Found: C; -59.02, H; -7.24, N; -15.92

When the compound (II) in free base form is converted to compound (I), the preliminary basicization step outlined in Example 4 (described below) is skipped. Compound (II) in base form is directly cyclized by gentle reflux in xylene according to the method of Example 4).

Example 4

5-ethyl-4- (2-phenoxyethyl) -2-1,2,4-triazol-3 (4H) -one (I)

Methyl [1-[(2-phenoxyethyl) amino] propylene] hydrazine carboxylate hydrochloride (II, 655.3 g, 2.17 mole) was added to 4.01 methylene chloride, 2.41 water and 179.4 g of 50% NaOH (2.24 mole) Stir vigorously with excess. The layers are separated, the organic layer is dried (K ₂ CO ₃ ) and concentrated in vacuo. The residue is stirred gently under reflux for 2.5 hours in 1.21 xylenes and the solution is frozen. The solid is collected by filtration, then rinsed with toluene and air dried. A white crystalline solid weighed 89.5 g (76.9%) and a melting point of 134.5-138 ° C.

Further purification is carried out according to the following method. A portion (171.2 g, 0.73 mole) of Compound (I) is dissolved in 41.0 g of a boiling solution of (0.73 mole) KOH in 3.01 water. The solution is treated with Celite filter aid and activated carbon followed by filtration. The filtrate is stirred in an ice bath and then 37% HCl (61.0 ml, 0.73 mole) is added. The filtered solid was washed with water and air dried to yield 166.0 g (97% recovery) of fine white crystals (melting point 137.5-138 ° C).

Claims (10)

a) reacting phenol with 2-ethyl-2-oxazoline (V) to produce N- (2-phenoxyethyl) propionamide (IV); b) thionyl chloride, thionyl bromide, phosphorus oxychloride; Reacting with an amide activator selected from the group consisting of phosgene or dimethyl sulfate to activate the amide functional group of the above compound (IV) to produce an imidoyl halide or ester intermediate of the following general formula (III); c) without separating compound (III), the product of step b) is reacted with a carbazate ester of formula H ₂ NHCO ₂ R (where R is as defined below) to give alkyl [1- [ To produce (2-phenoxyethyl) amine] propylidene] -hydrazine carboxylate addition salt (II); d) 5-ethyl-4- (2-phenoxy) comprising the steps of appropriately heat treating a compound of formula (II) in freebase form to a compound of formula (II) to produce a compound of formula (I) the method of one (I) - ethyl) -2 H -1,2,4- triazol -3 (4 H).

Wherein R is lower (C ₁ -C ₄ ) alkyl, X is an anion resulting from the reaction of an amide activator with compound (IV), and Y is a halogen or alkoxy moiety.

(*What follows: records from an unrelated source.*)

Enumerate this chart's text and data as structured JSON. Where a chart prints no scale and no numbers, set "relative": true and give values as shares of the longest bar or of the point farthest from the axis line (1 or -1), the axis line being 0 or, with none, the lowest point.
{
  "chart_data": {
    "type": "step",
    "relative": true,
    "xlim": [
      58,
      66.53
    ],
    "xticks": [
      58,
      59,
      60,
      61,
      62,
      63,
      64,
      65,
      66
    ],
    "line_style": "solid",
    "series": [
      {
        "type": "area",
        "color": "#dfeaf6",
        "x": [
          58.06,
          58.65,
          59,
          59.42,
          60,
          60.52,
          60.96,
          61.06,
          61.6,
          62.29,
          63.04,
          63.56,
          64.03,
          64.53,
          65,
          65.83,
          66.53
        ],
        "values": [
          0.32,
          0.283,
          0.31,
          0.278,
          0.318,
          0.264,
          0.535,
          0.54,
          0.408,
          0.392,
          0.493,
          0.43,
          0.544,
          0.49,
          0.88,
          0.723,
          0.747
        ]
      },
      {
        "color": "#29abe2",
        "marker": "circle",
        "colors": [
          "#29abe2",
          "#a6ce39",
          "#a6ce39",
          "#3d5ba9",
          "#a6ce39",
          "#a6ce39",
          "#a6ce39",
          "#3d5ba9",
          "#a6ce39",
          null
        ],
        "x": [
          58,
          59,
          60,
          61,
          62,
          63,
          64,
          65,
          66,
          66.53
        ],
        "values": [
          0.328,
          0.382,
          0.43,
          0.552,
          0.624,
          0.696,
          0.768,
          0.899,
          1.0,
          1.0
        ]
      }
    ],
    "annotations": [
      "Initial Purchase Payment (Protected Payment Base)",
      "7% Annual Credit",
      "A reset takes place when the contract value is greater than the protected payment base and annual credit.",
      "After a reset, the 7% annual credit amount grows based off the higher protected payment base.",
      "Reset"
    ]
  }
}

The process according to claim 1, wherein the amide activator used in step b) is a phosgene. The process according to claim 1, wherein the amide activator used in step b) is phosphorus oxychloride. The process according to claim 1, wherein the heat treatment step of step d) comprises refluxing the free base of compound (II) in a suitable inert organic solvent. a) reacting phenol with 2-ethyl-2-oxazoline (V) to produce N- (2-phenoxyethyl) propion amide (IV); b) reacting the compound (IV) with an amide activator selected from the group consisting of thionyl chloride, thionyl bromide, phosphorus oxychloride, phosgene or dimethyl sulfate to activate the amide functional group of the compound (IV) To generate the imidoyl halide or ester intermediate of III); c) reacting the compound of step b) with a carbazate ester of formula H ₂ NHCO ₂ R, wherein R is as defined below, without isolating said compound (III). A process for preparing a compound of formula (II) comprising the step of producing (2-phenoxyethyl) amine] propylledene] -hydrazine carboxylate addition salt (II).

Wherein R is lower (C ₁ -C ₄ ) alkyl, X is an anion resulting from the reaction of the amide activator with compound (IV), and Y is a halogen or alkoxy residue. Methyl (1- (2-phenoxyethyl) amino) propylidene) hydrazine carboxylate or acid addition salts thereof or methyl (1- (2-phenoxyethyl) amino) propylidene) hydrazine carboxylate hydrochloride A method for producing a compound of formula (II) comprising the. The compound of formula (II) or acid addition salt thereof which is methyl [1-[(2-phenoxyethyl) amino] propylidene] hydrazine carboxylate. The compound of formula (II) which is methyl [1-[(2-phenoxyethyl) amino] propylidene] hydrazine carboxylate hydrochloride. 5-ethyl-4 of the formula (I) (2- phenoxy (ethyl) -2 H -1,2,4- triazol -3- (4 H) - one.

A compound of formula (II) prepared by the method of claim 5.